Park in Odessa, Florida

Lake Rogers Park is a 272 acre park and preserve with a 2.25 mi trail in Odessa, Florida.

== Nature ==

The area includes pine flatwoods and oak hammocks.

The trail beds include sand, grass, dirt, and leaf litter. The park is accessible from a parking area at 9010 North Mobley Road, west of Gunn Highway.

There are areas for fishing (including catfish and catch-and-release for bass) and areas for canoe/ kayak launching. An offshoot trail leads to an overlook on neighboring Raleigh Lake.

The lakes provide a foraging habitat for wading birds, bald eagles, and osprey. Other animals include raccoons, opossum, and otter.

== Features ==

There are several benches, picnic areas, grills, side trails, and a nature trail. Signage highlights some of the plant and animal inhabitants.

The main trail is the Red Trail, which encircles the lake most closely. Side trails include the Blue Trail, which also encircles the lake but less closely, and the Green Trail, which goes for approximately a mile on the northern and eastern boundaries of the park before connecting back to the other trails.

==History==
In 1987 the City of St.

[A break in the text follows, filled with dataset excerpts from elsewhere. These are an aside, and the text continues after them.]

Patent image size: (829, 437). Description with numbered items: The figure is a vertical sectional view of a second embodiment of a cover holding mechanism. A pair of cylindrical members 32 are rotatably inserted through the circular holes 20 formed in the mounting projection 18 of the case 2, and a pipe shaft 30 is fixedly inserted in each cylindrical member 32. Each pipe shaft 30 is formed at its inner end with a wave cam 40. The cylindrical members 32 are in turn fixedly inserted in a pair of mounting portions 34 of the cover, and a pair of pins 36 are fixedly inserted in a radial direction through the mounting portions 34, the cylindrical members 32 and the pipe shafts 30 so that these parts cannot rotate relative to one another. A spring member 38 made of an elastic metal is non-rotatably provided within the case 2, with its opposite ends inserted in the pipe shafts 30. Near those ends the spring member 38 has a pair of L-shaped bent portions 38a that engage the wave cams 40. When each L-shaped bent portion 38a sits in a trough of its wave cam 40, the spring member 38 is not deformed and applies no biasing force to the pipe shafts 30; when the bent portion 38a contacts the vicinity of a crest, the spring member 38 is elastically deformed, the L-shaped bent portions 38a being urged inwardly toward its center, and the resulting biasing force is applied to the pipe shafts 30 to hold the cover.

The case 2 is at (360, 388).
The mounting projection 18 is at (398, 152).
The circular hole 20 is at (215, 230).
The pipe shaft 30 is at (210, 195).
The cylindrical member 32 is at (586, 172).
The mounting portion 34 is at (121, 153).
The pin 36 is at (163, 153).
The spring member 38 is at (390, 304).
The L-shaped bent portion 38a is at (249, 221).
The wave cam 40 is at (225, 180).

Petersburg leased the land to Hillsborough County for "passive natural resource-based recreation". However, the park did not open until 1999, when the Hillsborough County Commissioners provided the park with an operating budget. The official opening was in March 2000.

==Parking==

As of 2020, there is a charge of $2 per vehicle. If attendant is unavailable, machines will take cash or credit.